Dieser emotionale "Opener" war dramaturgisch eigenwillig gesetzt, da auf die bewusst geschaffene Atmosphäre eine Grüßaugust-Arie in U-Moll folgte. Die Lockrufe des Bundeskanzlers verebbten akustisch wieder oft in der Nase und klangen wenig moduliert. Er setzte stark auf Analogieargumente aus dem Ausland, nach dem Motto: anderen geht's schlechter als uns in Österreich (Frankreich, Spanien, ...). Stolz offenbarte er "in Berlin einige Worte mit Hillary Clinton" gewechselt zu haben.

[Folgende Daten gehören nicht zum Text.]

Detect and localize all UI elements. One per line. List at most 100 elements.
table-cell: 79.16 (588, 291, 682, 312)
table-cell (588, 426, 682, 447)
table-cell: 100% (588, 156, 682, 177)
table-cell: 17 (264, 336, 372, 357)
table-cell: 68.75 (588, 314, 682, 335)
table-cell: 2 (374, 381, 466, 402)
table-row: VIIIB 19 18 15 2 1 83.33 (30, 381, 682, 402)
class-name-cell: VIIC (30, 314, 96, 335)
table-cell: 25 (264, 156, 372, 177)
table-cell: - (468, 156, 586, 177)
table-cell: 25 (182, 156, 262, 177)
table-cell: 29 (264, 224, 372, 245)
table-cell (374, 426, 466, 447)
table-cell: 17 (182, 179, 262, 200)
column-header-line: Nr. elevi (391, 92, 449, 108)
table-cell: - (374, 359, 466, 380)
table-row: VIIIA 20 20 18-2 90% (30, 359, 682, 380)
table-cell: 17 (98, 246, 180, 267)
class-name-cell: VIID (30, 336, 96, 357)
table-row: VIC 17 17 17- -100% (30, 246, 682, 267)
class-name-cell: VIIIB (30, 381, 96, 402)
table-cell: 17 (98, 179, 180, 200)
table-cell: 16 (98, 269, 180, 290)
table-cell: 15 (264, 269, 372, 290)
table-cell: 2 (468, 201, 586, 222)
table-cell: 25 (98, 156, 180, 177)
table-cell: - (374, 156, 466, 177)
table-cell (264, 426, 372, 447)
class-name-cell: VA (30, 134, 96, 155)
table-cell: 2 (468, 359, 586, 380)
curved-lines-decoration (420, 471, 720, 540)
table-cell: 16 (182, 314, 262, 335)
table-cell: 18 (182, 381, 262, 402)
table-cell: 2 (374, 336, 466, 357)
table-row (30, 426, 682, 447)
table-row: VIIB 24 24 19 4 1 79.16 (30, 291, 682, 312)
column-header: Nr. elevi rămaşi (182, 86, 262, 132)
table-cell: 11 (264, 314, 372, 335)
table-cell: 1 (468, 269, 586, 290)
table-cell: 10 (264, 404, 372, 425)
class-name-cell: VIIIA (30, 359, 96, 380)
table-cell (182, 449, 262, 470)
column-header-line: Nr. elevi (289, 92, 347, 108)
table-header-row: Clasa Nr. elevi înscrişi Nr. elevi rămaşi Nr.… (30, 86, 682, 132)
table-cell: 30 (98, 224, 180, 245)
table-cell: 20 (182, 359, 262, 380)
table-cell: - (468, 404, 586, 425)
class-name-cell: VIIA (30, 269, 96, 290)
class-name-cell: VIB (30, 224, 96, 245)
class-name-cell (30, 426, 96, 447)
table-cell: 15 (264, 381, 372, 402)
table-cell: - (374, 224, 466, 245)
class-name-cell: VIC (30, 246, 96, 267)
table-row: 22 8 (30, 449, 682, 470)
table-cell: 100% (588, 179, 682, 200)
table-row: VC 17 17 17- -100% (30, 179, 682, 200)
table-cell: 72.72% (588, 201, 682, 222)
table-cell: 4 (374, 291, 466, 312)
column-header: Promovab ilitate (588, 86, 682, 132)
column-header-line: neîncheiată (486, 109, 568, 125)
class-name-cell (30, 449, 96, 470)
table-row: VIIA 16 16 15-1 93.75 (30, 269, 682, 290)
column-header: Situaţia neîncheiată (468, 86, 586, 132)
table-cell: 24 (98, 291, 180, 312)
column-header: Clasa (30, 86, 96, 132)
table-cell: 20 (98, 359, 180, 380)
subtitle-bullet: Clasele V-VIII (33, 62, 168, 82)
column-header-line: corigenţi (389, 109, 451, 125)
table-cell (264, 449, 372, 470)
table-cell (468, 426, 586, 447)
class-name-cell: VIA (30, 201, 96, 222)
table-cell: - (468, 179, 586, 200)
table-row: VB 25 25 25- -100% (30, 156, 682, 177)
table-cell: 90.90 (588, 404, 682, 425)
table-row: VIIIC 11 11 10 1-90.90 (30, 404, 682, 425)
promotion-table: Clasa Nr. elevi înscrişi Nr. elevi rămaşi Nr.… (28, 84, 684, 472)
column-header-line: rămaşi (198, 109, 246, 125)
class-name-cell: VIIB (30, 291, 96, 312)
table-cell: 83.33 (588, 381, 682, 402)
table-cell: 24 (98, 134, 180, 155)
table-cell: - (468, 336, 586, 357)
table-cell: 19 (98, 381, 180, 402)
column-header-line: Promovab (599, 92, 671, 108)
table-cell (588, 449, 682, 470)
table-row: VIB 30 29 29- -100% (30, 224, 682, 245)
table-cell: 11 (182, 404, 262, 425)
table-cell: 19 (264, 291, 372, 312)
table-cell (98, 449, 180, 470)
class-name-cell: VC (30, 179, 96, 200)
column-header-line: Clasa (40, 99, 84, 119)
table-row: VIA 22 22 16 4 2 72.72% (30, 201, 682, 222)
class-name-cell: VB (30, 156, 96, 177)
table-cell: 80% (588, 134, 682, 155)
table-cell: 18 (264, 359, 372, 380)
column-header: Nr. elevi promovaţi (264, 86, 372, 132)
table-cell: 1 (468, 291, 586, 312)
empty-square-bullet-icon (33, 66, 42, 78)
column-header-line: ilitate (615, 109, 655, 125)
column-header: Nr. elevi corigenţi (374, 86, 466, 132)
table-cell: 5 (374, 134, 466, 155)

Trotz dieser kosmopolitischen Ausblicke über den eigenen Tellerrand gaben Negativformulieren und viel grauer Wortschatz den Zuhörenden doch eher das Gefühl: das Leben hier ist mehr Amstetten als Paris. 

Der Bundeskanzler hat im Vergleich zu seinem Vize dafür wesentlich freier gesprochen. Neben den "Kriminalitätstouristen" bereiteten ihm aber auch "Missbrauch und Korruption" Sorgen. Zu viele Aufzählungen in kurzer Zeit hintereinander wirken schnell welk. Wichtiger wäre, rhetorische Blitzlichter einzusetzen, um den Buchstabenwald bildlich zu unterfüttern. Z. B.: "Ich denke hier besonders an ...", "Gelungen ist das schon konkret bei ..."

Fazit: Eine brave Rede, bei der jeder Zuhörer irgendwann geistig abgeschweift ist. Wenig Ecken und Kanten, dafür viele Zahlen. Null Unterhaltung."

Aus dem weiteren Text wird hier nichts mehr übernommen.